Photos by Farah Al-Rbehat
In love with Me
When I reflect on myself now, I think back to every obstacle I have faced and eventually overcame that was rather harsh for a growing teenager. Ranging from being launched into the terrifying social world of teens to navigating my way through tough familial problems, life definitely wasn’t easy to conquer alone, which left me questioning a lot of my actions.
I realized that my dilemmas, whether they directly involved me or not, started seeping into my day to day thinking. I was overwhelmed with problems coming at me from left to right and did things that other people appreciated rather than doing what would make me happy. I kept thinking about those around me, giving them all my time and in doing that, not appreciating the time I had for myself. I started to lose myself.
It took a long time for me to finally come to the realization that this was not the way I wanted to live. I had slowly started to isolate myself socially, stopped seeking new relationships and ceased to let my current relationships bloom. It wasn’t until I noticed my lack of hobbies and strong relationships that I started focusing on myself. Surprisingly, this was no easy feat.
I first had to figure out what exactly I did not like about who I had become. This is initially the hardest part about working on yourself; dissecting and understanding every single flaw you possess and, instead of detesting yourself for it, keeping in mind that changing will help you. You must find the root of the problem and either abolish or replace it in order to grow.
Having found my imperfections- and shedding far too many tears- I had established what needed to be done, now all I had left was to take action. Although it was fairly easy to initiate the changes I had to make in my life, it was challenging to implement these changes into my daily life. I came to the shocking revelation that making time for yourself is not as easy as it sounds. When you have spent so much of your time on others, it feels weird to do something for you in your free time. I could never give myself the privilege of being selfish when I had time. I had the tenacious feeling of being required to do something all the time. So to finally have a moment of peace, to sit and go ‘Well what do I wanna do?’ was extremely relieving.

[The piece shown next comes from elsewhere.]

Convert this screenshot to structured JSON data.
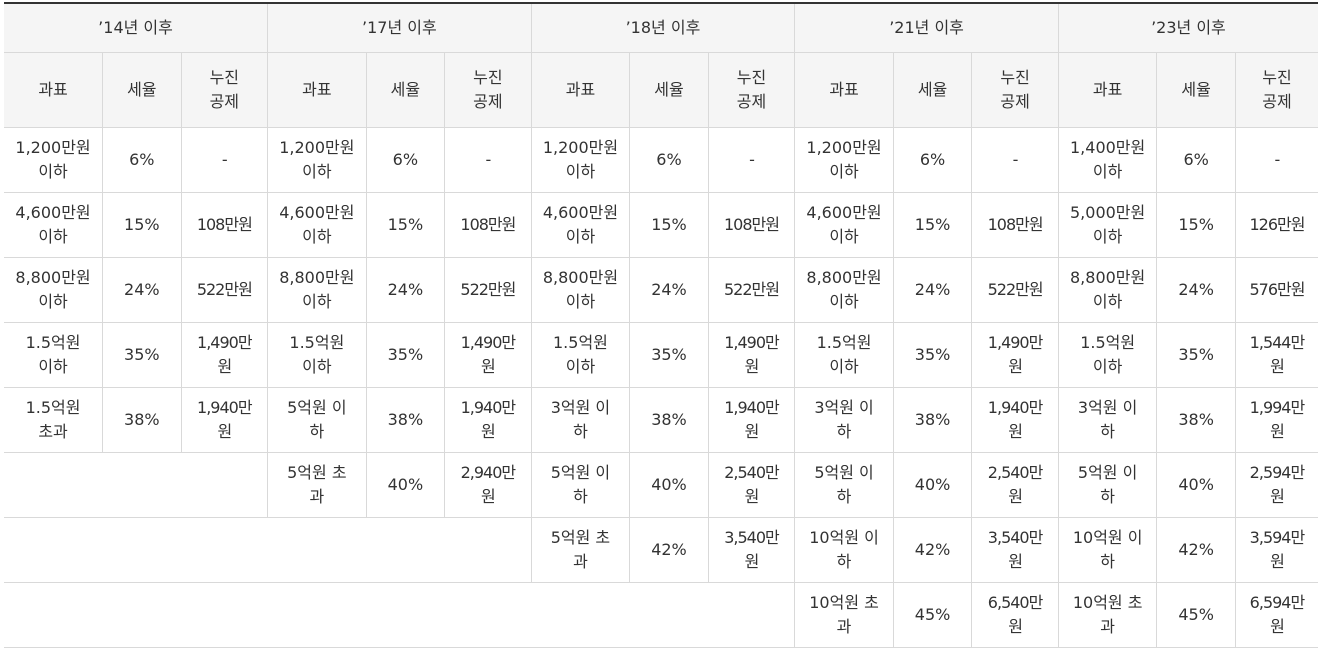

Finding new hobbies and other things that made me happy was surprisingly bittersweet. Obviously, I had my pleasures before I lost myself, but having to rediscover them made me notice how unfortunate it was that I ever let them go. It was rather sad knowing I took into consideration how I made others feel before how they made me, inevitably putting them before myself. I was so engrossed with the world around me that I lost time, at a very ripe age, to figure myself out. To understand what every person asks themselves: What makes me happy?
After all, I learned a lot about myself and don’t think of my past as something to regret, but rather something that I learned from. Along with returning to my old and exploring my new self-fulfilling habits, I now acknowledge all obstacles I face as a learning experience. I took time to go out of my comfort zone and exercise every aspect of what I could potentially have a passion for. The best part of it all was coming to the wonderful realization that it doesn’t make you a bad person if you put yourself first. If you feel confident, comfortable and accept yourself, everything will work out for you, which is all that matters. Put you first always.